After eating, Santa Anna directed me to write out his orders, to the effect that all the companies should be brought out early, declaring that he would take his breakfast in the fort the next morning. His orders were dispatched and I retired. I soon after heard the opening fire. By day-break our soldiers had made a breach, and I understood the garrison had all been killed. At about eight o'clock I went into the fort, and saw Santa Anna walking to and fro. As I bowed, he said to me, pointing to the dead: "These are the chickens. Much blood has been shed; but the battle is over: it was but a small affair."

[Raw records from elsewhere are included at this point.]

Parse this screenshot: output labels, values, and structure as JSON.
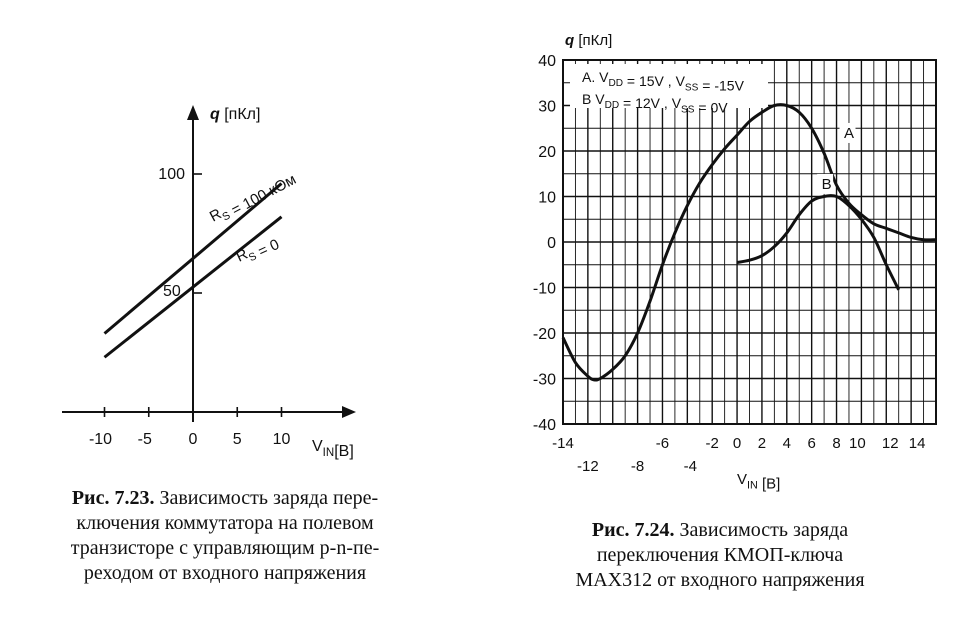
{
  "figure1": {
    "caption": {
      "number": "Рис. 7.23.",
      "lines": [
        "Зависимость заряда пере-",
        "ключения коммутатора на полевом",
        "транзисторе с управляющим p-n-пе-",
        "реходом от входного напряжения"
      ]
    }
  },
  "figure2": {
    "caption": {
      "number": "Рис. 7.24.",
      "lines": [
        "Зависимость заряда",
        "переключения КМОП-ключа",
        "MAX312 от входного напряжения"
      ]
    }
  },
  "chart_data": [
    {
      "type": "line",
      "title": "",
      "xlabel": "V_IN[B]",
      "ylabel": "q [пКл]",
      "x_ticks": [
        "-10",
        "-5",
        "0",
        "5",
        "10"
      ],
      "y_ticks": [
        "50",
        "100"
      ],
      "xlim": [
        -12,
        13
      ],
      "ylim": [
        -10,
        130
      ],
      "grid": false,
      "series": [
        {
          "name": "R_S = 100 кОм",
          "x": [
            -10,
            10
          ],
          "y": [
            33,
            96
          ]
        },
        {
          "name": "R_S = 0",
          "x": [
            -10,
            10
          ],
          "y": [
            23,
            82
          ]
        }
      ]
    },
    {
      "type": "line",
      "title": "",
      "xlabel": "V_IN [B]",
      "ylabel": "q [пКл]",
      "x_ticks": [
        "-14",
        "-12",
        "-8",
        "-6",
        "-4",
        "-2",
        "0",
        "2",
        "4",
        "6",
        "8",
        "10",
        "12",
        "14"
      ],
      "y_ticks": [
        "40",
        "30",
        "20",
        "10",
        "0",
        "-10",
        "-20",
        "-30",
        "-40"
      ],
      "xlim": [
        -14,
        16
      ],
      "ylim": [
        -40,
        40
      ],
      "grid": true,
      "legend": {
        "A": "A. V_DD = 15V , V_SS = -15V",
        "B": "B  V_DD = 12V , V_SS = 0V"
      },
      "series": [
        {
          "name": "A",
          "x": [
            -14,
            -13,
            -12,
            -11.5,
            -11,
            -10,
            -9,
            -8,
            -7,
            -6,
            -5,
            -4,
            -3,
            -2,
            -1,
            0,
            1,
            2,
            3,
            4,
            5,
            6,
            7,
            8,
            9,
            10,
            11,
            12,
            13,
            14,
            15,
            16
          ],
          "y": [
            -21,
            -26.5,
            -29.5,
            -30.3,
            -30,
            -28,
            -25,
            -20,
            -13,
            -5,
            2,
            8,
            13,
            17,
            20.5,
            23.5,
            26.5,
            28.5,
            30,
            30,
            28.5,
            25,
            19.5,
            12.5,
            8.5,
            6,
            4,
            3,
            2,
            1,
            0.5,
            0.5
          ]
        },
        {
          "name": "B",
          "x": [
            0,
            1,
            2,
            3,
            4,
            5,
            6,
            7,
            8,
            9,
            10,
            11,
            12,
            13
          ],
          "y": [
            -4.5,
            -4,
            -3,
            -1,
            2,
            6,
            9,
            10,
            10,
            8,
            5,
            1,
            -5,
            -10.5
          ]
        }
      ]
    }
  ]
}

As I was surveying the dreadful scene before us, I observed Castrion coming out of one of the quarters, leading a venerable-looking old man by the hand; he was tall, his face was red, and he stooped forward as he walked. The President stopped abruptly, when Castrion, leaving his prisoner, advanced some four or five paces towards us, and with his graceful bow, said: "My General, I have spared the life of this venerable old man, and taken him prisoner." Raising his head, Santa Anna replied. "What right have you to disobey my orders? I want no prisoners," and waving his hand to a file of soldiers, he said, "Soldiers, shoot that man,'' and almost instantly he fell, pierced with a volley of balls. Castrion turned aside with tears in his eyes, and my heart was too full to speak. So there was not a man left. Even a cat that was soon after seen running through the fort, was shot, as the soldiers exclaimed: "It is not a cat, but an American." [In response to the question of "What was that old man's name?" asked by Nicholas Labadie, Urriza replied] I believe they called him Coket.